In this neighborhood’s past, officers were sent in uniform to intimidate people of color at polling sites, according to Gadsden.
“We just want to make sure the 1965 Voting Rights are protected,” said Gadsden who was proud of the huge number of voters in southeast Queens. “I love it. I’ve been here, St. Albans, and Cambria Heights and people are reporting to me and I love the turnout. This is what democracy is about.”
— Naeisha Rose
Middle Village sees boost in early-morning voters
The poll site at St. Margaret School in Middle Village saw in turnout what the coordinator deemed was much higher than normal for a small location.
Up to 100 people had voted since it opened at 6 a.m. and a steady flow of residents continued on throughout the morning.
One voter who identified himself as Jermain said local issues were not the main draw for him to get out and vote. It was the desire to for representatives who will bring the country together.
“I’m voting for people I think will try to bring the people of the country closer together,” he said. “Locally we’ve been blessed with pretty decent representatives.”
According to the poll site coordinator, although the voting precinct is heavy on the Democratic side, turnout for the September primary saw more Republicans.

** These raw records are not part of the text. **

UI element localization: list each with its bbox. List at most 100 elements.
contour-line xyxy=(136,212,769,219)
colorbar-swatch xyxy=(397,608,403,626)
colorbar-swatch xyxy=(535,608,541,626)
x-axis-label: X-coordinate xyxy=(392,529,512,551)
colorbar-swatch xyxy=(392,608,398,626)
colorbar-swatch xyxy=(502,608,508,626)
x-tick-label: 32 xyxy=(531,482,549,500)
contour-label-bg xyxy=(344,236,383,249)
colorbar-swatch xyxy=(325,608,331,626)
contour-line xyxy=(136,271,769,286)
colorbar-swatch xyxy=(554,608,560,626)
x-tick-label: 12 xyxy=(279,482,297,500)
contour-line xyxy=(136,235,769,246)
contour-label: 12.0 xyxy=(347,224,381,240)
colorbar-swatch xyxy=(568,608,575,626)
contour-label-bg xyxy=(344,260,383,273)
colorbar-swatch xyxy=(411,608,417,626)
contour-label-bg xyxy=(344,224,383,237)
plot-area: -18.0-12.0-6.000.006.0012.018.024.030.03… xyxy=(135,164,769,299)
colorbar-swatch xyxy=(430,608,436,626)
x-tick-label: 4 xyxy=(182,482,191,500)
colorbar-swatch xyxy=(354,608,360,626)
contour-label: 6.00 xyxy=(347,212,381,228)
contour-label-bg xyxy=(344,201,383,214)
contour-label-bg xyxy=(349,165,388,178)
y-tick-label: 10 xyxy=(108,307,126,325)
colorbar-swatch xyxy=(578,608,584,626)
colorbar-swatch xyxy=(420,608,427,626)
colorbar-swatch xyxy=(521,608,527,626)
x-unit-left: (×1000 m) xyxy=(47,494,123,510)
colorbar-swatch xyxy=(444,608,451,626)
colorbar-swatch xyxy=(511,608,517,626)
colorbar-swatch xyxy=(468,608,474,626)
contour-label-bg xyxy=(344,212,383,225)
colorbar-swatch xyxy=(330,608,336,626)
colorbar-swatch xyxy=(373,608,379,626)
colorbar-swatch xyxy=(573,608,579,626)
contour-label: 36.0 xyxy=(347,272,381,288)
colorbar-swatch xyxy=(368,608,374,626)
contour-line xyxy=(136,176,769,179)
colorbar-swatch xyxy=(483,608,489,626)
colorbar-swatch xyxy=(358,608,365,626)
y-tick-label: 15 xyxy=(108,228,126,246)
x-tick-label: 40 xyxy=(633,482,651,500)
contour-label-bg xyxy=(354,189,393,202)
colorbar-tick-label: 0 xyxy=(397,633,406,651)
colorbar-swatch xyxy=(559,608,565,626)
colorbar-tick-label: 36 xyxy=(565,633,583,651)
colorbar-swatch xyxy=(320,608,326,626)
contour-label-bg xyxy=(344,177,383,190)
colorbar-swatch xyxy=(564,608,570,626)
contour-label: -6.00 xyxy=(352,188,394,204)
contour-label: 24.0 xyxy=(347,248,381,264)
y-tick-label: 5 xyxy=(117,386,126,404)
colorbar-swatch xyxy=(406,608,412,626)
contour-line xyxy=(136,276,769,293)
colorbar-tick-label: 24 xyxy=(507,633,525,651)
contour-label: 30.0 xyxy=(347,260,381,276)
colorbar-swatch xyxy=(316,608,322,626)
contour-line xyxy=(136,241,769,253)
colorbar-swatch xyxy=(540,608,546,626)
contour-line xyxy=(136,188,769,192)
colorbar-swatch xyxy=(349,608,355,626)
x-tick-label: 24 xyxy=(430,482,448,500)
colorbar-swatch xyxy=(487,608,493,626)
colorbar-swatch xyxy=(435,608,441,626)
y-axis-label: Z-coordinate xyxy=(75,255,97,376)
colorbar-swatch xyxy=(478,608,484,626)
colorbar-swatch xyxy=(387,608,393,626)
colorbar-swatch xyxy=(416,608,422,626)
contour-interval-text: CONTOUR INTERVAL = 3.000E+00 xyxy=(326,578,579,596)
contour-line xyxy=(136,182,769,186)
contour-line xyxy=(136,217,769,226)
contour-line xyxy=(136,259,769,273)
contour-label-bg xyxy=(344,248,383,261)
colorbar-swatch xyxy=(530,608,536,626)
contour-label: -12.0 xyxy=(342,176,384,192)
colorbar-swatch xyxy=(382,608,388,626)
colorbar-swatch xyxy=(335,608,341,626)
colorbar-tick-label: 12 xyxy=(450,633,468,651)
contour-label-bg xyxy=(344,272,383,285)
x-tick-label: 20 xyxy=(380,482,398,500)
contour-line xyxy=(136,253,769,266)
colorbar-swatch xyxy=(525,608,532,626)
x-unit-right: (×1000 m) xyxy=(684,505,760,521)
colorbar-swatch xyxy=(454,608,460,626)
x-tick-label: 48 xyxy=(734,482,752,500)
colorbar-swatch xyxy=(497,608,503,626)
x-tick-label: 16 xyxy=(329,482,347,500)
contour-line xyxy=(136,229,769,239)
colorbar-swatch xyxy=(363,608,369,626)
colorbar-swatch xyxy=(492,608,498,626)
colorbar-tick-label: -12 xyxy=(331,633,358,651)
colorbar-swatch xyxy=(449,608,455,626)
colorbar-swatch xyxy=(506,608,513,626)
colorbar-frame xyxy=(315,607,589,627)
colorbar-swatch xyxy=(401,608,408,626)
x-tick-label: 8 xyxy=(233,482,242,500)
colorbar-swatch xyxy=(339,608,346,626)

The polling site is situated within the district of State Sen. Joseph Addabbo, a Democrat facing a challenge from career military man, Tom Sullivan.
Joe Cimino turned out to support the initiatives of President Donald Trump, particularly on the matter of immigration.
“I would like people who are more on Trump’s side on the immigrant issue and keeping things moving along with his plan,” Cimino said.
Cimino hopes his picks for state Senate would lead to lower property taxes to prevent New Yorkers from having to relocate.